CORTE SUPREMA DE JUSTICIA  

SALA DE CASACIÓN PENAL  

Magistrado Ponente:  

JOSÉ LUIS BARCELÓ CAMACHO  

Aprobado acta Nº  260  

Bogotá, D. C., veintisiete (27) de julio de  dos mil once (2011)   

VISTOS  

La  Corte  resuelve  la  admisibilidad de la  demanda  de  casación  presentada  por  el defensor de  Pedro  Antonio  Triviño  Herrera,  Jeiner  Duván  Viteri  Caicedo, Juan Carlos  Ramírez  Villamíl  y Jaidy  Méndez  Dussán  contra  la  sentencia dictada por el  Tribunal  Superior  de  Bogotá,  el  22  de  febrero  de 2011, mediante la cual  confirmó  parcialmente  la  proferida  por  el  Juzgado  Veintiséis  Penal del  Circuito  con función de conocimiento de la misma ciudad, que los condenó como  coautores  de  los  delitos  de  captación masiva y habitual de dinero y estafa  agravada.   

HECHOS  

                                     

Fueron   sintetizados   de   la  siguiente  manera:   

“Los  hechos  acaecieron  entre el 12 de  diciembre  de  2007  y  el mes de febrero de 2008, durante el cual PEDRO ANTONIO  TRIVIÑO  HERRERA,  JEINER DUVÁN VITERI CAICEDO, JUAN CARLOS RAMÍREZ VILLAMÍL  y  JAIDY  MÉNDEZ  DUSSÁN,  a través de la firma CENTRAL DE INVERSIONES EN RED  PARA  EDUCACIÓN  LTDA.  (CINRED LTDA.), ubicada en la calle 19 No. 6-68 de esta  ciudad,  con  el  objeto  social de asesoría, compra y venta de bienes raíces,  compra,    construcción,    remodelación,    arrendamiento,   administración,  asesoría,  representación  de  pequeñas  y  grandes  inversiones, asesoría y  representación  en  importación  de  bienes  y servicios, comercialización de  productos  y  servicios  a  través  del  sistema  multinivel,  capacitación  y  orientación  para  el  desarrollo  de  soluciones financieras a nivel personal,  empresarial,  captaron  de  manera  masiva  y  habitual  dineros  del  público,  mediante  un  procedimiento  no  autorizado  por  la  ley, por medio del cual se  prometieron rendimientos insostenibles a largo plazo.   

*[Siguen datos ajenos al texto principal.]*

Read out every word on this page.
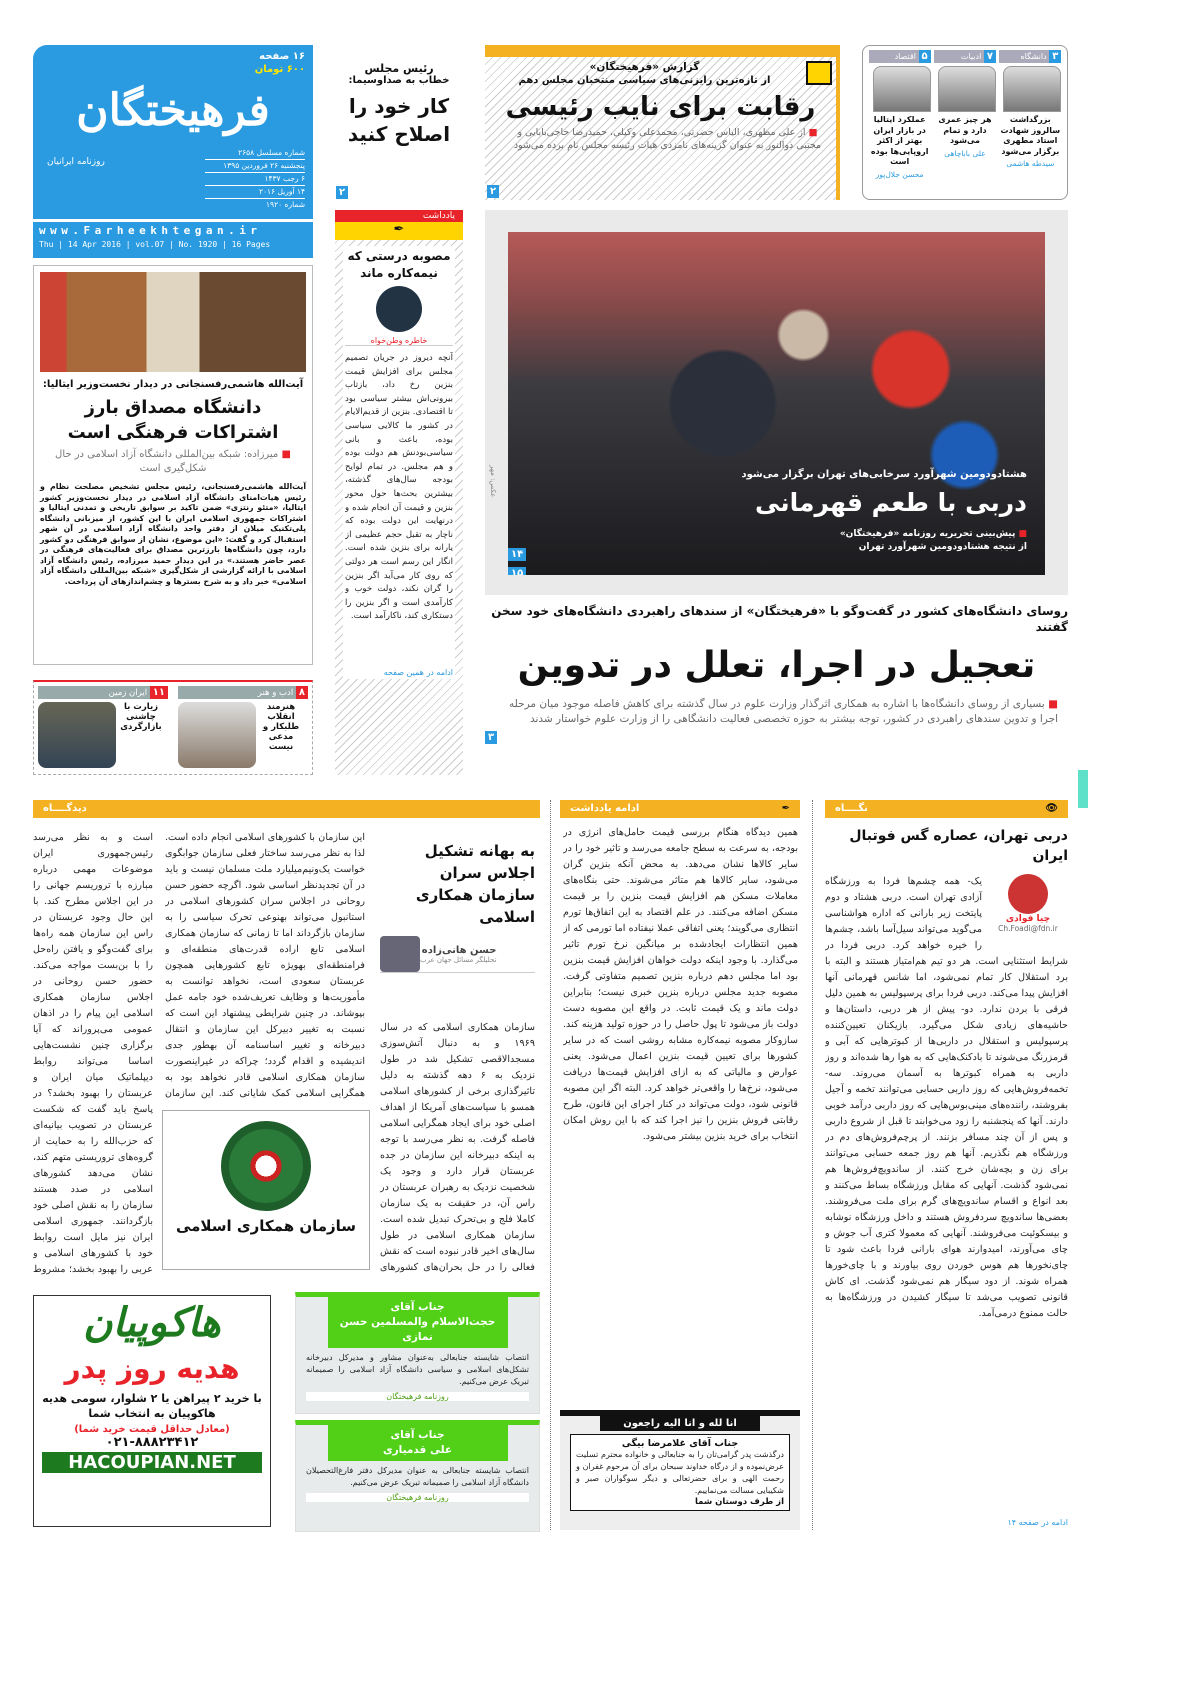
۱۶ صفحه
۶۰۰ تومان
فرهیختگان
روزنامه ایرانیان
شماره مسلسل ۲۶۵۸
پنجشنبه ۲۶ فروردین ۱۳۹۵
۶ رجب ۱۴۳۷
۱۴ آوریل ۲۰۱۶
شماره ۱۹۲۰
www.Farheekhtegan.ir
Thu | 14 Apr 2016 | vol.07 | No. 1920 | 16 Pages
رئیس مجلس
خطاب به صداوسیما:
کار خود را اصلاح کنید
۲
گزارش «فرهیختگان»
از تازه‌ترین رایزنی‌های سیاسی منتخبان مجلس دهم
رقابت برای نایب رئیسی
■ از علی مطهری، الیاس حضرتی، محمدعلی وکیلی، حمیدرضا حاجی‌بابایی و مجتبی ذوالنور به عنوان گزینه‌های نامزدی هیات رئیسه مجلس نام برده می‌شود
۲
۳ دانشگاه
بزرگداشت سالروز شهادت استاد مطهری برگزار می‌شود
سیدطه هاشمی
۷ ادبیات
هر چیز عمری دارد و تمام می‌شود
علی باباچاهی
۵ اقتصاد
عملکرد ایتالیا در بازار ایران بهتر از اکثر اروپایی‌ها بوده است
محسن جلال‌پور
آیت‌الله هاشمی‌رفسنجانی در دیدار نخست‌وزیر ایتالیا:
دانشگاه مصداق بارز اشتراکات فرهنگی است
■ میرزاده: شبکه بین‌المللی دانشگاه آزاد اسلامی در حال شکل‌گیری است
آیت‌الله هاشمی‌رفسنجانی، رئیس مجلس تشخیص مصلحت نظام و رئیس هیات‌امنای دانشگاه آزاد اسلامی در دیدار نخست‌وزیر کشور ایتالیا، «متئو رنتزی» ضمن تاکید بر سوابق تاریخی و تمدنی ایتالیا و اشتراکات جمهوری اسلامی ایران با این کشور، از میزبانی دانشگاه پلی‌تکنیک میلان از دفتر واحد دانشگاه آزاد اسلامی در آن شهر استقبال کرد و گفت: «این موضوع، نشان از سوابق فرهنگی دو کشور دارد، چون دانشگاه‌ها بارزترین مصداق برای فعالیت‌های فرهنگی در عصر حاضر هستند.» در این دیدار حمید میرزاده، رئیس دانشگاه آزاد اسلامی با ارائه گزارشی از شکل‌گیری «شبکه بین‌المللی دانشگاه آزاد اسلامی» خبر داد و به شرح بسترها و چشم‌اندازهای آن پرداخت.
۸ ادب و هنر
هنرمند انقلاب طلبکار و مدعی نیست
۱۱ ایران زمین
زیارت با چاشنی بازارگردی
یادداشت
✒
مصوبه درستی که نیمه‌کاره ماند
خاطره وطن‌خواه
آنچه دیروز در جریان تصمیم مجلس برای افزایش قیمت بنزین رخ داد، بازتاب بیرونی‌اش بیشتر سیاسی بود تا اقتصادی. بنزین از قدیم‌الایام در کشور ما کالایی سیاسی بوده، باعث و بانی سیاسی‌بودنش هم دولت بوده و هم مجلس. در تمام لوایح بودجه سال‌های گذشته، بیشترین بحث‌ها حول محور بنزین و قیمت آن انجام شده و درنهایت این دولت بوده که ناچار به تقبل حجم عظیمی از یارانه برای بنزین شده است. انگار این رسم است هر دولتی که روی کار می‌آید اگر بنزین را گران نکند، دولت خوب و کارآمدی است و اگر بنزین را دستکاری کند، ناکارآمد است.
ادامه در همین صفحه
عکس: مهر	هشتادودومین شهرآورد سرخابی‌های تهران برگزار می‌شود
دربی با طعم قهرمانی
■ پیش‌بینی تحریریه روزنامه «فرهیختگان»
از نتیجه هشتادودومین شهرآورد تهران
۱۴
۱۵
روسای دانشگاه‌های کشور در گفت‌وگو با «فرهیختگان» از سندهای راهبردی دانشگاه‌های خود سخن گفتند
تعجیل در اجرا، تعلل در تدوین
■ بسیاری از روسای دانشگاه‌ها با اشاره به همکاری اثرگذار وزارت علوم در سال گذشته برای کاهش فاصله موجود میان مرحله اجرا و تدوین سندهای راهبردی در کشور، توجه بیشتر به حوزه تخصصی فعالیت دانشگاهی را از وزارت علوم خواستار شدند
۳
دیدگــــاه
است و به نظر می‌رسد رئیس‌جمهوری ایران موضوعات مهمی درباره مبارزه با تروریسم جهانی را در این اجلاس مطرح کند. با این حال وجود عربستان در راس این سازمان همه راه‌ها برای گفت‌وگو و یافتن راه‌حل را با بن‌بست مواجه می‌کند. حضور حسن روحانی در اجلاس سازمان همکاری اسلامی این پیام را در اذهان عمومی می‌پروراند که آیا برگزاری چنین نشست‌هایی اساسا می‌تواند روابط دیپلماتیک میان ایران و عربستان را بهبود بخشد؟ در پاسخ باید گفت که شکست عربستان در تصویب بیانیه‌ای که حزب‌الله را به حمایت از گروه‌های تروریستی متهم کند، نشان می‌دهد کشورهای اسلامی در صدد هستند سازمان را به نقش اصلی خود بازگردانند. جمهوری اسلامی ایران نیز مایل است روابط خود با کشورهای اسلامی و عربی را بهبود بخشد؛ مشروط
این سازمان با کشورهای اسلامی انجام داده است. لذا به نظر می‌رسد ساختار فعلی سازمان جوابگوی خواست یک‌ونیم‌میلیارد ملت مسلمان نیست و باید در آن تجدیدنظر اساسی شود. اگرچه حضور حسن روحانی در اجلاس سران کشورهای اسلامی در استانبول می‌تواند بهنوعی تحرک سیاسی را به سازمان بازگرداند اما تا زمانی که سازمان همکاری اسلامی تابع اراده قدرت‌های منطقه‌ای و فرامنطقه‌ای بهویژه تابع کشورهایی همچون عربستان سعودی است، نخواهد توانست به مأموریت‌ها و وظایف تعریف‌شده خود جامه عمل بپوشاند. در چنین شرایطی پیشنهاد این است که نسبت به تغییر دبیرکل این سازمان و انتقال دبیرخانه و تغییر اساسنامه آن بهطور جدی اندیشیده و اقدام گردد؛ چراکه در غیراینصورت سازمان همکاری اسلامی قادر نخواهد بود به همگرایی اسلامی کمک شایانی کند. این سازمان
به بهانه تشکیل اجلاس سران سازمان همکاری اسلامی
حسن هانی‌زاده
تحلیلگر مسائل جهان عرب
سازمان همکاری اسلامی که در سال ۱۹۶۹ و به دنبال آتش‌سوزی مسجدالاقصی تشکیل شد در طول نزدیک به ۶ دهه گذشته به دلیل تاثیرگذاری برخی از کشورهای اسلامی همسو با سیاست‌های آمریکا از اهداف اصلی خود برای ایجاد همگرایی اسلامی فاصله گرفت. به نظر می‌رسد با توجه به اینکه دبیرخانه این سازمان در جده عربستان قرار دارد و وجود یک شخصیت نزدیک به رهبران عربستان در راس آن، در حقیقت به یک سازمان کاملا فلج و بی‌تحرک تبدیل شده است. سازمان همکاری اسلامی در طول سال‌های اخیر قادر نبوده است که نقش فعالی را در حل بحران‌های کشورهای
سازمان همکاری اسلامی
ادامه یادداشت	✒
همین دیدگاه هنگام بررسی قیمت حامل‌های انرژی در بودجه، به سرعت به سطح جامعه می‌رسد و تاثیر خود را در سایر کالاها نشان می‌دهد. به محض آنکه بنزین گران می‌شود، سایر کالاها هم متاثر می‌شوند. حتی بنگاه‌های معاملات مسکن هم افزایش قیمت بنزین را بر قیمت مسکن اضافه می‌کنند. در علم اقتصاد به این اتفاق‌ها تورم انتظاری می‌گویند؛ یعنی اتفاقی عملا نیفتاده اما تورمی که از همین انتظارات ایجادشده بر میانگین نرخ تورم تاثیر می‌گذارد. با وجود اینکه دولت خواهان افزایش قیمت بنزین بود اما مجلس دهم درباره بنزین تصمیم متفاوتی گرفت. مصوبه جدید مجلس درباره بنزین خبری نیست؛ بنابراین دولت ماند و یک قیمت ثابت. در واقع این مصوبه دست دولت باز می‌شود تا پول حاصل را در حوزه تولید هزینه کند. سازوکار مصوبه نیمه‌کاره مشابه روشی است که در سایر کشورها برای تعیین قیمت بنزین اعمال می‌شود. یعنی عوارض و مالیاتی که به ازای افزایش قیمت‌ها دریافت می‌شود، نرخ‌ها را واقعی‌تر خواهد کرد. البته اگر این مصوبه قانونی شود، دولت می‌تواند در کنار اجرای این قانون، طرح رقابتی فروش بنزین را نیز اجرا کند که با این روش امکان انتخاب برای خرید بنزین بیشتر می‌شود.
انا لله و انا الیه راجعون
جناب آقای غلامرضا بیگی
درگذشت پدر گرامی‌تان را به جنابعالی و خانواده محترم تسلیت عرض‌نموده و از درگاه خداوند سبحان برای آن مرحوم غفران و رحمت الهی و برای حضرتعالی و دیگر سوگواران صبر و شکیبایی مسالت می‌نماییم.
از طرف دوستان شما
نگــــاه	👁
دربی تهران، عصاره گس فوتبال ایران
چیا فوادی
Ch.Foadi@fdn.ir
یک- همه چشم‌ها فردا به ورزشگاه آزادی تهران است. دربی هشتاد و دوم پایتخت زیر بارانی که اداره هواشناسی می‌گوید می‌تواند سیل‌آسا باشد، چشم‌ها را خیره خواهد کرد. دربی فردا در شرایط استثنایی است. هر دو تیم هم‌امتیاز هستند و البته با برد استقلال کار تمام نمی‌شود، اما شانس قهرمانی آنها افزایش پیدا می‌کند. دربی فردا برای پرسپولیس به همین دلیل فرقی با بردن ندارد. دو- پیش از هر دربی، داستان‌ها و حاشیه‌های زیادی شکل می‌گیرد. بازیکنان تعیین‌کننده پرسپولیس و استقلال در داربی‌ها از کبوترهایی که آبی و قرمزرنگ می‌شوند تا بادکنک‌هایی که به هوا رها شده‌اند و روز داربی به همراه کبوترها به آسمان می‌روند. سه- تخمه‌فروش‌هایی که روز داربی حسابی می‌توانند تخمه و آجیل بفروشند، راننده‌های مینی‌بوس‌هایی که روز داربی درآمد خوبی دارند. آنها که پنجشنبه را زود می‌خوابند تا قبل از شروع داربی و پس از آن چند مسافر بزنند. از پرچم‌فروش‌های دم در ورزشگاه هم نگذریم. آنها هم روز جمعه حسابی می‌توانند برای زن و بچه‌شان خرج کنند. از ساندویچ‌فروش‌ها هم نمی‌شود گذشت. آنهایی که مقابل ورزشگاه بساط می‌کنند و بعد انواع و اقسام ساندویچ‌های گرم برای ملت می‌فروشند. بعضی‌ها ساندویچ سردفروش هستند و داخل ورزشگاه نوشابه و بیسکوئیت می‌فروشند. آنهایی که معمولا کتری آب جوش و چای می‌آورند، امیدوارند هوای بارانی فردا باعث شود تا چای‌نخورها هم هوس خوردن روی بیاورند و با چای‌خورها همراه شوند. از دود سیگار هم نمی‌شود گذشت. ای کاش قانونی تصویب می‌شد تا سیگار کشیدن در ورزشگاه‌ها به حالت ممنوع درمی‌آمد.
ادامه در صفحه ۱۴
هاکوپیان
هدیه روز پدر
با خرید ۲ پیراهن یا ۲ شلوار، سومی هدیه هاکوپیان به انتخاب شما
(معادل حداقل قیمت خرید شما)
۰۲۱-۸۸۸۲۳۴۱۲
HACOUPIAN.NET
جناب آقای
حجت‌الاسلام والمسلمین حسن نمازی
انتصاب شایسته جنابعالی به‌عنوان مشاور و مدیرکل دبیرخانه تشکل‌های اسلامی و سیاسی دانشگاه آزاد اسلامی را صمیمانه تبریک عرض می‌کنیم.
روزنامه فرهیختگان
جناب آقای
علی قدمیاری
انتصاب شایسته جنابعالی به عنوان مدیرکل دفتر فارغ‌التحصیلان دانشگاه آزاد اسلامی را صمیمانه تبریک عرض می‌کنیم.
روزنامه فرهیختگان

“Fue  así  como,  de  acuerdo  con visita  efectuada  por  la  Superintendencia Financiera de Colombia, practicada el 21 de  noviembre  de  2008 a las instalaciones de la CENTRAL DE INVERSIONES EN RED PARA  EDUCACIÓN  LTDA.  (CINRED  LTDA.), se evidenció existencia de base de datos de  aproximadamente  24.000  registros,  que  contenían  datos  como nombres de las  personas vinculadas, su dirección, la fecha, sus teléfonos.   

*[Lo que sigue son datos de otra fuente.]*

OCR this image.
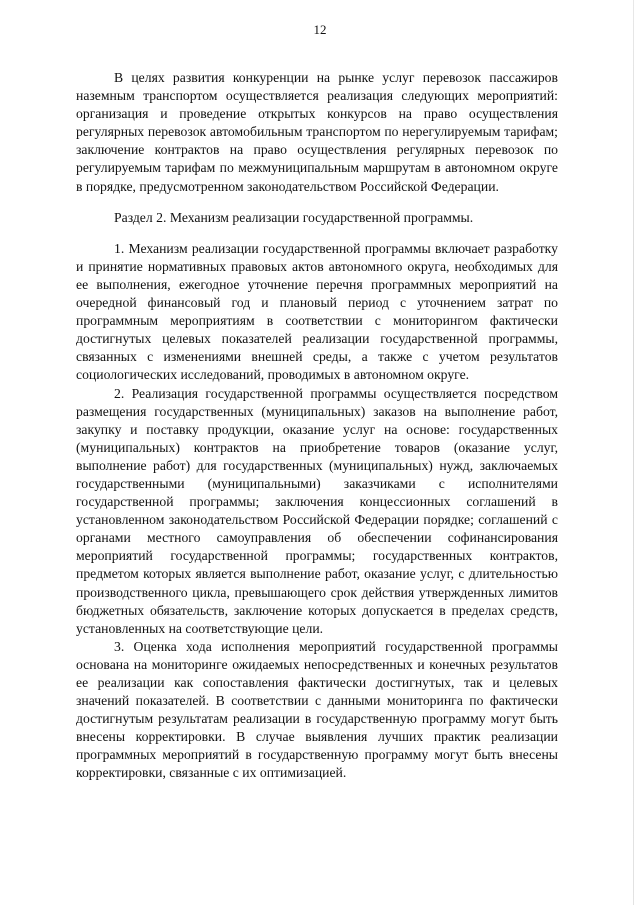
12

В целях развития конкуренции на рынке услуг перевозок пассажиров наземным транспортом осуществляется реализация следующих мероприятий: организация и проведение открытых конкурсов на право осуществления регулярных перевозок автомобильным транспортом по нерегулируемым тарифам; заключение контрактов на право осуществления регулярных перевозок по регулируемым тарифам по межмуниципальным маршрутам в автономном округе в порядке, предусмотренном законодательством Российской Федерации.

Раздел 2. Механизм реализации государственной программы.

1. Механизм реализации государственной программы включает разработку и принятие нормативных правовых актов автономного округа, необходимых для ее выполнения, ежегодное уточнение перечня программных мероприятий на очередной финансовый год и плановый период с уточнением затрат по программным мероприятиям в соответствии с мониторингом фактически достигнутых целевых показателей реализации государственной программы, связанных с изменениями внешней среды, а также с учетом результатов социологических исследований, проводимых в автономном округе.

2. Реализация государственной программы осуществляется посредством размещения государственных (муниципальных) заказов на выполнение работ, закупку и поставку продукции, оказание услуг на основе: государственных (муниципальных) контрактов на приобретение товаров (оказание услуг, выполнение работ) для государственных (муниципальных) нужд, заключаемых государственными (муниципальными) заказчиками с исполнителями государственной программы; заключения концессионных соглашений в установленном законодательством Российской Федерации порядке; соглашений с органами местного самоуправления об обеспечении софинансирования мероприятий государственной программы; государственных контрактов, предметом которых является выполнение работ, оказание услуг, с длительностью производственного цикла, превышающего срок действия утвержденных лимитов бюджетных обязательств, заключение которых допускается в пределах средств, установленных на соответствующие цели.

3. Оценка хода исполнения мероприятий государственной программы основана на мониторинге ожидаемых непосредственных и конечных результатов ее реализации как сопоставления фактически достигнутых, так и целевых значений показателей. В соответствии с данными мониторинга по фактически достигнутым результатам реализации в государственную программу могут быть внесены корректировки. В случае выявления лучших практик реализации программных мероприятий в государственную программу могут быть внесены корректировки, связанные с их оптимизацией.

“Se  definió  igualmente que los acusados  PEDRO  ANTONIO  TRIVIÑO  HERRERA,  JEINER  DUVÁN  VITERI  CAICEDO, JUAN CARLOS  RAMÍREZ  VILLAMÍL y JAIDY MÉNDEZ DUSSÁN, a través de CINRED LTDA., captaron  dineros,  prometiendo  a los inversionistas que allí acudían contraprestación  constituida  en  el  pago  de intereses y capital invertido en el término de un  mes,  mediante  la  modalidad que cada inversionista llevaba un millón de pesos  que  equivalía  a  un (1) cupo, de los cuales $150.000 pesos eran entregados en  las  instalaciones  de  la empresa, por los cuales se daba un recibo, y el saldo  por  valor  de $850.000 pesos por directrices de esa empresa, debía consignarlo  a  un  número de cuenta bancaria que la misma empresa le proporcionaba, la cual  correspondía  a  un inversionista que se encontraba en nivel superior a él, de  esta  manera  PEDRO ANTONIO TRIVIÑO HERRERA, JEINER DUVÁN VITERI CAICEDO, JUAN  CARLOS   RAMÍREZ   VILLAMÍL   y   JAIDY   MÉNDEZ  DUSSÁN  prometían  a  los  inversionistas  que  después  de realizados esos pasos y que cuatro personas en  un  mes  le  consignaran  dineros en su cuenta, recibiría la suma de $3.400.000  pesos,  lo  cual  le  permitió  a esa empresa llegar a tener entre diciembre de  2007   a   febrero   de   2008,   28.000   personas   vinculadas  a  ese  ilegal  sistema”.   

A N T E C E D E N T E S  

1.  Por  los anteriores hechos, la fiscalía  presentó  escrito  de  acusación   contra  Pedro  Antonio  Triviño  Herrera,  Jeiner  Duván Viteri Caicedo, Juan Carlos Ramírez  Villamíl  y  Jaidy  Méndez  Dussán   por  los  delitos  de  captación  masiva  y  habitual de dinero y estafa agravada.   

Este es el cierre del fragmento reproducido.